## 8. Conclusion & Recommendations

From the evaluation metrics (R² and RMSE), the performance summary is as follows:

| Model | R² (↑ better) | RMSE (↓ better) | Remarks |
|:------|:--------------:|:---------------:|:--------|
| **Linear Regression** | ~0.852 | ~1403.6 | Simple and interpretable baseline model |
| **Polynomial Regression (degree=2)** | ~0.910 | ~1095.7 | Best predictive performance, but higher model complexity |
| **Ridge Regression** | ~0.852 | ~1403.7 | Similar to Linear; helps with multicollinearity |
| **Lasso Regression** | ~0.852 | ~1403.6 | Similar to Ridge; adds feature selection (sparse coefficients) |

---

### Interpretation

- **Polynomial Regression** achieved the **highest R² (≈0.91)** and the **lowest RMSE (≈1095)**, indicating it captures non-linear relationships in the data effectively.  
- **Linear Regression**, while simpler, still performs decently and is easier to explain — suitable if interpretability is prioritized.  
- **Ridge and Lasso** provided minimal performance gains, implying the dataset doesn’t suffer heavily from overfitting or multicollinearity.

---

### Final Recommendation

- For **predictive accuracy**, **Polynomial Regression** is the most suitable model.  
- For **interpretability and production simplicity**, **Linear Regression** remains a solid choice.  
- Ridge and Lasso are beneficial for regularization but not strictly necessary here.

---

**In summary:**  
> The price of used Toyota cars is most strongly influenced by **Age, Weight, KM, and Horsepower**.  
> Polynomial relationships improve prediction accuracy, suggesting that depreciation and wear effects are **non-linear** in nature.

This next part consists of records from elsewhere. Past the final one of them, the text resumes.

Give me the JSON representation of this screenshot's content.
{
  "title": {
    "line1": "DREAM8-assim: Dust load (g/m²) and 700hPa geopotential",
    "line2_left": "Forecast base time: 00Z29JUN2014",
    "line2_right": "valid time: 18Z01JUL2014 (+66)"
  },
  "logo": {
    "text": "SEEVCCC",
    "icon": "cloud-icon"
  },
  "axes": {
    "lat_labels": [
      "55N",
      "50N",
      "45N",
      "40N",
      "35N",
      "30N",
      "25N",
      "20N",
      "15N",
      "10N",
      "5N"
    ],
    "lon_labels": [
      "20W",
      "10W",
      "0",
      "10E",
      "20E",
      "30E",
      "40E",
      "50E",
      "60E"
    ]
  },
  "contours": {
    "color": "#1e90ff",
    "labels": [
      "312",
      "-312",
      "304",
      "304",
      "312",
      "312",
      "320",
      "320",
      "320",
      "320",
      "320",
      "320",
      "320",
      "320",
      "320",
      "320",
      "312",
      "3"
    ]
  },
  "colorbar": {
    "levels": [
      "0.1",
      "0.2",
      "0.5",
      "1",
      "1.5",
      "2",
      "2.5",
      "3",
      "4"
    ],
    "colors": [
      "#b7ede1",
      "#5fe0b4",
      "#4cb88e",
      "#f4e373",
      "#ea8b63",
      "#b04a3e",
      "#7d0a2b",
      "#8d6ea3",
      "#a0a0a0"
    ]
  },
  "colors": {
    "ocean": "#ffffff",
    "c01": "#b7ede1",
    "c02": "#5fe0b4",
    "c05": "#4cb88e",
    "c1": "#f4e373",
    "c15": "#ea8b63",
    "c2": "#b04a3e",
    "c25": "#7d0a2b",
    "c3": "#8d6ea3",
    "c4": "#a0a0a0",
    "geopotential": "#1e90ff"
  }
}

## 9. Conclusion & Next Steps

### Summary of Findings

This project focused on predicting **used Toyota Corolla car prices** using multiple regression models.  
After cleaning, encoding, and scaling the dataset, we evaluated several algorithms:

| Model | R² (↑ better) | RMSE (↓ better) | Remarks |
|:------|:--------------:|:---------------:|:--------|
| **Linear Regression** | ~0.852 | ~1403.6 | Simple, transparent, and interpretable baseline |
| **Polynomial Regression (degree=2)** | ~0.910 | ~1095.7 | Best overall performance, captures non-linearity effectively |
| **Ridge Regression** | ~0.852 | ~1403.7 | Stabilizes coefficients, minimal improvement |
| **Lasso Regression** | ~0.852 | ~1403.6 | Adds feature selection; performs similarly to Ridge |

**Key Influencing Factors:**  
- **Age_08_04 (Car Age)** — strongest negative impact on price (older cars depreciate).  
- **Weight** — positively correlated with price (heavier, often higher-end models).  
- **KM** — higher mileage reduces price significantly.  
- **HP** — higher horsepower slightly increases resale value.

---

### Next Steps / Future Improvements

To further refine the model and make it deployment-ready:

1. **Hyperparameter Tuning:**  
   Use `GridSearchCV` or `RandomizedSearchCV` to optimize Ridge/Lasso α values, polynomial degree, and cross-validation folds.

2. **Cross-Validation:**  
   Implement `KFold` or `cross_val_score` to ensure model generalization and prevent overfitting.

3. **Pipeline Creation:**  
   Build a complete `sklearn.pipeline` integrating preprocessing, scaling, and model training for reproducibility.

4. **Feature Engineering:**  
   - Introduce interaction terms (e.g., `Age × KM`) for nuanced relationships.  
   - Test log-transforms for skewed variables like `Price` or `KM`.

5. **Model Export:**  
   Save the trained model using `joblib` or `pickle`:
   ```python
   import joblib
   joblib.dump(best_model, 'toyota_price_model.pkl')
   ```

---

### Final Note

The final model demonstrates that **car depreciation is not purely linear**, and incorporating non-linear terms greatly improves accuracy.  
Further validation and tuning can make this model production-ready for **used car price prediction systems**.